I've been toying with a new approach to self-improvement that is quite different from what we've been doing at LW.
It hinges on the idea that the great majority of one's knowledge is implicit, and that most learning happens through osmosis (being near someone intelligent) rather than verbal communication.
If this is true, then the best strategy for increasing one's intelligence (in some domain) is to hang out with people that are more intelligent than you (in that domain).
So if you want to be mentally healthy, live at a Zen temple. If you want to be a good researcher, work with top researchers. If you want to be rich, hang out with rich people.
I think many people already implicitly know this. Lots of people would love to hang out with a billionaire. The naive hypothesis is that they're hoping to get a piece of their wealth, but perhaps they're hoping to get a piece of their intelligence.

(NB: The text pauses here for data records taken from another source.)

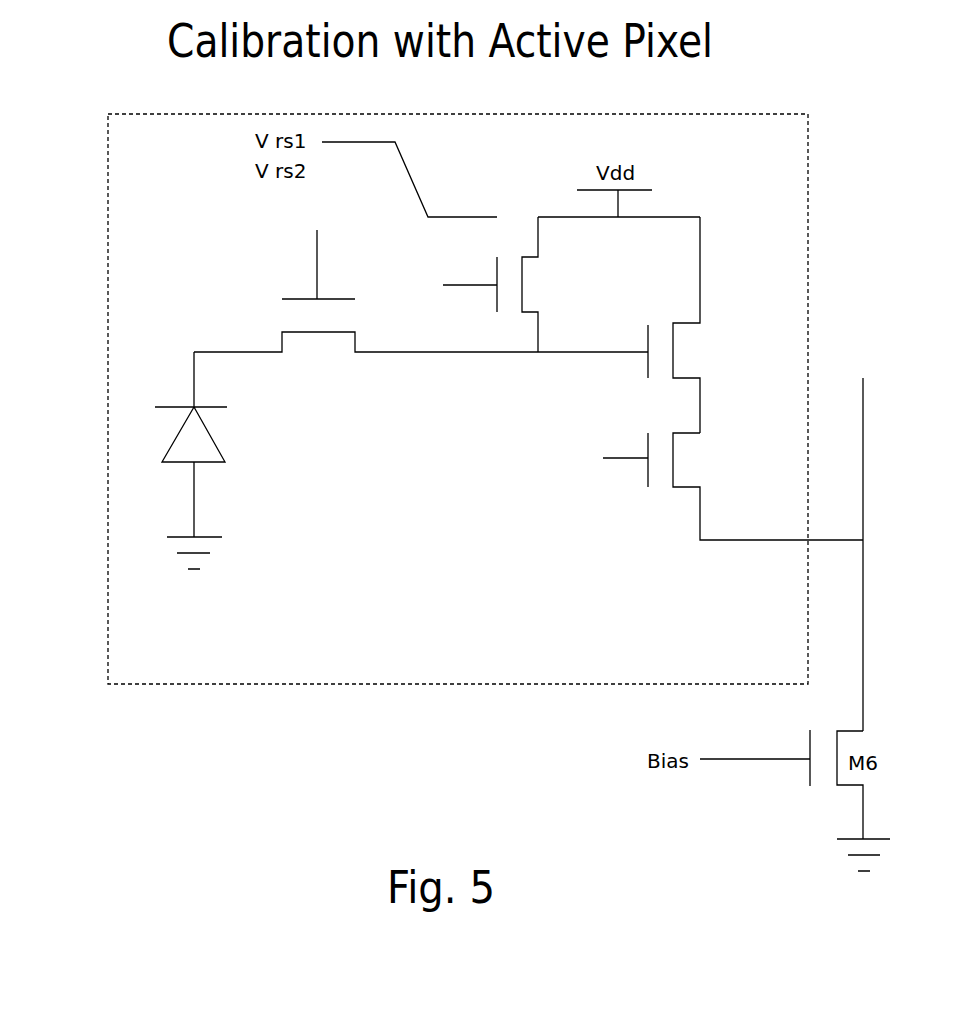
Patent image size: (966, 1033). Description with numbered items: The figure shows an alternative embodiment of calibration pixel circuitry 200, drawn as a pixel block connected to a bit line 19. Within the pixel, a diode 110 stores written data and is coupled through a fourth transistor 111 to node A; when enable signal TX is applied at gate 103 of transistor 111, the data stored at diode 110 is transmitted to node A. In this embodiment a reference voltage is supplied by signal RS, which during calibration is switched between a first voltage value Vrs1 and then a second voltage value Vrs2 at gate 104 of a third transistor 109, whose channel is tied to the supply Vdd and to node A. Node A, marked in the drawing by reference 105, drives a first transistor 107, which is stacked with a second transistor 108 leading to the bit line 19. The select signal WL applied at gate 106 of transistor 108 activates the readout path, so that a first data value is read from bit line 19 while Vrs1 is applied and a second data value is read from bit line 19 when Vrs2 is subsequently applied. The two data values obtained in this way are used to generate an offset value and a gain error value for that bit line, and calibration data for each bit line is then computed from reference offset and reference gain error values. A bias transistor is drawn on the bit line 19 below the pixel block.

The bit line 19 is at (863, 465).
The gate 103 is at (317, 276).
The gate 104 is at (470, 285).
The node A 105 is at (539, 352).
The gate 106 is at (625, 458).
The transistor M1 107 is at (717, 343).
The transistor 108 is at (719, 457).
The transistor 109 is at (563, 281).
The diode 110 is at (215, 438).
The transistor 111 is at (325, 357).
The pixel circuitry 200 is at (808, 193).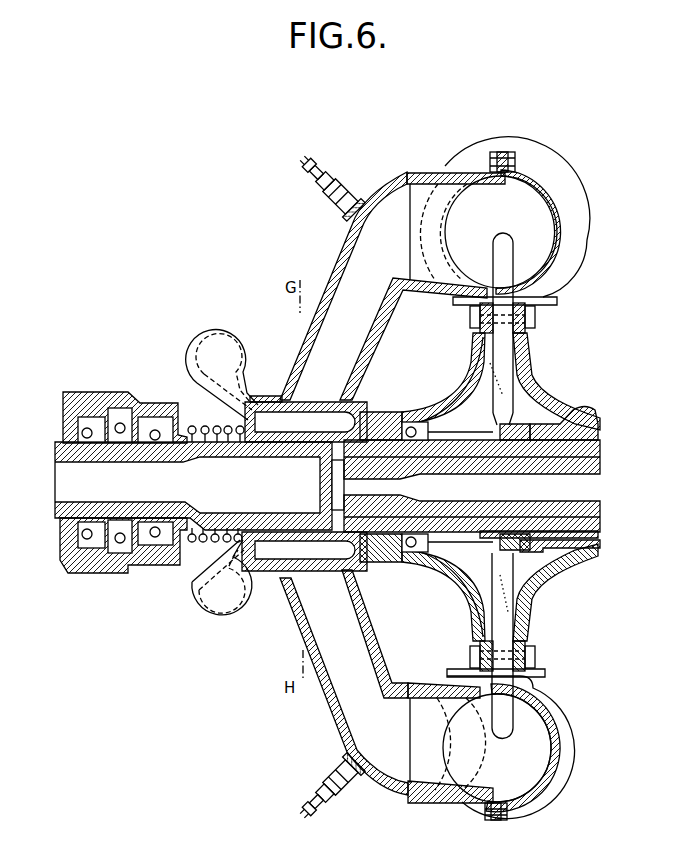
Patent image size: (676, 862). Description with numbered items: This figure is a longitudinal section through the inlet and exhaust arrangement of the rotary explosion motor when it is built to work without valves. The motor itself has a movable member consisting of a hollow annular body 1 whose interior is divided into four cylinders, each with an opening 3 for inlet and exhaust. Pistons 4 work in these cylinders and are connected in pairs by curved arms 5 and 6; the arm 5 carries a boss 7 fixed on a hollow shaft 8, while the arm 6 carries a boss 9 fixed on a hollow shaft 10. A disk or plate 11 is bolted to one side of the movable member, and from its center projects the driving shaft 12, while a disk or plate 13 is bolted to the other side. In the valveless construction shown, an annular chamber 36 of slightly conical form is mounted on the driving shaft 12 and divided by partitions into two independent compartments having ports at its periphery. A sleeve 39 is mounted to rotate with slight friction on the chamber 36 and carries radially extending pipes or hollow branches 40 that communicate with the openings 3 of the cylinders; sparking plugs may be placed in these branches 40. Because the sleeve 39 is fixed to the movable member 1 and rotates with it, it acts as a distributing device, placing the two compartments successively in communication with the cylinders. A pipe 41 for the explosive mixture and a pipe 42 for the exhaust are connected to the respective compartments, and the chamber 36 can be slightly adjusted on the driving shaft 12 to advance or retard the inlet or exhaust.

This leads to competition to associate with intelligent people. Since market forces apply, ceterus paribus, the cost of associating with someone is correlated with their expected intelligence according to the average person.
So if this picture is true, then the best way to get ahead is to 1) be better at identifying intelligence, so that you can get a cheap deal for a big upgrade, 2) setting up an environment in which learning by osmosis is faster and 3) this learning happens asymmetrically.
For further thinking about this approach, I'd like to suggest three areas of inquiry:
- Intelligence shopping: how do we identify individuals and communities that are more intelligent than us (in some relevant domain), but easy to approach?
- A theory of osmosis: under what (social, psychological) conditions does osmosis occur with the highest bandwidth? My first guess is that it would include safety, attention, intimacy and trust. How much is this related to empathy? I don't know.
- A theory of asymmetry: if two people exchange knowledge subsymbolically, how do we make sure that the more intelligent knowledge gets preference upon disagreement? This question seems to be the least tractable to me personally. i.e. there have been numerous times where I met someone's emotions by copying them, only later realising I should have met them with a smile instead.
- For which domains can we expect our movement to be strictly better than any other movement out there? In which domains (of implicit knowledge) are we doing so bad that we would do well to be humble and apply osmosis learning?